O Estado de Necessidade no Direito Administrativo português e a sua moldura constitucional, a qualidade de excepcionado à procedimentalização e a responsabilidade civil do Estado

28-05-2023

1. O Estado de Necessidade no Direito Administrativo


A figura da necessidade administrativa surge consagrada no nº 2 do artigo 3º do CPA, uma formulação de âmbito mais vasto relativamente ao anterior enunciado do nº 2 do artigo 9º do DL nº 48051/67 de 21 de Novembro, que previa o caso de "necessidade e por motivo de imperioso interesse público" de lesão, em todo ou em parte, de direitos subjetivos por parte do Estado ou por parte das pessoas coletivas públicas, e portanto incorporando as de si criadas, com o respetivo direito à indemnização correlativa a esse sacrifício excecional.

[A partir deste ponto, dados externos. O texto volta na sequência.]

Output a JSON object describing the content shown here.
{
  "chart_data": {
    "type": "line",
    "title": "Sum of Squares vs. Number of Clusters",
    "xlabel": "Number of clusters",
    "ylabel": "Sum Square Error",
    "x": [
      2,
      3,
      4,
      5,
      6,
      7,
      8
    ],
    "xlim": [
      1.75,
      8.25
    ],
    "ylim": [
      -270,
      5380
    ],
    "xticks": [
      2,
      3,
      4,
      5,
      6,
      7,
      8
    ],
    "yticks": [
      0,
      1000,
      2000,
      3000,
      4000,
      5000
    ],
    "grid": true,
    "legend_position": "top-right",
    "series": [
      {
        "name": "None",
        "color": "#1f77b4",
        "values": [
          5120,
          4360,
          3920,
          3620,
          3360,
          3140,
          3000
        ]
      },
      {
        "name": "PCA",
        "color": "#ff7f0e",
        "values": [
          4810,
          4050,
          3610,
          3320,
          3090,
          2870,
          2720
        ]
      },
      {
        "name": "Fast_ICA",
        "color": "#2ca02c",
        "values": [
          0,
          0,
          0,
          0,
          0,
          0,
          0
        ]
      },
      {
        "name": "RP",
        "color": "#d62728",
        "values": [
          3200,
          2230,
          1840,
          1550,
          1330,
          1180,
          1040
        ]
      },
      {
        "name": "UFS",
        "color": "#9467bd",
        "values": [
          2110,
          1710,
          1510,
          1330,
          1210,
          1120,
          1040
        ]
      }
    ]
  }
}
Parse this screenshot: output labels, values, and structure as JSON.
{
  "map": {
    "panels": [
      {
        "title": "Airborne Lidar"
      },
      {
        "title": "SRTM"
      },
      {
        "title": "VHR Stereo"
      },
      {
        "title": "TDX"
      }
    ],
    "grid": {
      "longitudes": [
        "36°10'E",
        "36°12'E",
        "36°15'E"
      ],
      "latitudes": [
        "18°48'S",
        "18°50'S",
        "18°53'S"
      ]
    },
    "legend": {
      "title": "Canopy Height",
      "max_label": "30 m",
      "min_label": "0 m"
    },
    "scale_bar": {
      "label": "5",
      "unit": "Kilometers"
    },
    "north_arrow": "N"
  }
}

Carecia ao preceito uma redação mais inclusiva, de conteúdo descerrado dos casos de preterição de regras e princípios administrativos e que cuja violação [eventual] consubstanciar-se-ia nos referidos danos, portanto não somente uma previsão implicativa do cumprimento de determinados pressupostos, entre os quais, uma lesão de direitos, desconforme com o ordenamento jurídico mas não invalidante, e à ressarcibilidade no âmbito da responsabilidade do Estado, e ainda que todos estes aspetos, adstritos a um estado de necessidade, a um "motivo de imperioso interesse público".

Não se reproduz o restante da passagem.